Owl Chronicles – December 12, 2019

            The owl huddles in the owl box, curled up in a corner against the cedar wall.  He has been in the box each day now for over a week, even on warm days when the temperature rose into the 70s.  As the sun begins to set and evening shadows fall, he pokes his head out of the box and looks around.  If I happen to be outside, he cocks his head slightly to get a better look at me as I hurry past, not wanting to disturb him.  I do not want to break the spell of this good fortune – an owl in our box. 

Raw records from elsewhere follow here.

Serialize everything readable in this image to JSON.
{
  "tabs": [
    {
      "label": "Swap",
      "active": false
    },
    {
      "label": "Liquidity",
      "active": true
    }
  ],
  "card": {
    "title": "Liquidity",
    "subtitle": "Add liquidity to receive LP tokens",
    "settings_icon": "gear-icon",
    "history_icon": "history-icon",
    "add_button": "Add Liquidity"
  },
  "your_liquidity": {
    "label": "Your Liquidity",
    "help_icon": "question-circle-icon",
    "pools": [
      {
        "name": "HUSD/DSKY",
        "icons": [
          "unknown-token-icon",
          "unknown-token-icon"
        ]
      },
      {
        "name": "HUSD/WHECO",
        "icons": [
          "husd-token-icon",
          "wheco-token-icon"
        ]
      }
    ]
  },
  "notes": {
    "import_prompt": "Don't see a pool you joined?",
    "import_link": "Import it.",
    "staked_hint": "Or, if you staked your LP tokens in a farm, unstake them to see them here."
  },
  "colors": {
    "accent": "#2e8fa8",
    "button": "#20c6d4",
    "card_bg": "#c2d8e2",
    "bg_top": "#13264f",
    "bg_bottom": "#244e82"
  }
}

            The light fades quickly after 5:30 and the owl is difficult to see.  He is a strange shape in another strange shape that is the box.  But with straining eyes you can make out his form as suddenly he explodes out of the box and drops straight to the ground, disappearing in the darkness. 

            As the days grow shorter the deer change their patterns.  Does are seen later in the morning bedded down on someone’s lawn, or grazing with their fawns, now almost indistinguishable from yearlings.  Around 5 o’clock they begin their evening stroll through the neighborhood, coming out of the greenbelt and the woods bordering the creek.  Yesterday, Mrs. White was munching grass on Leatherwood with three other does, while another herd of six does and fawns walked along Sierra Leon.  They walked along, leaping through yards when a car startled them and running across the road.  This group seems to travel a circle around our little neighborhood, going from Taylor Draper and Ladera Vista via the Sierra Madre Trail to Danwood or Harrogate.  There they cross the creek or go down Danwood to Q-Ranch Road. 

            The bucks travel alone or with another buck, but there are no big groups like we saw in summer.  The bucks are still following the does.  Last week a buck caught his antlers in a neighbor’s Christmas tree lights and dragged the tree through the yard.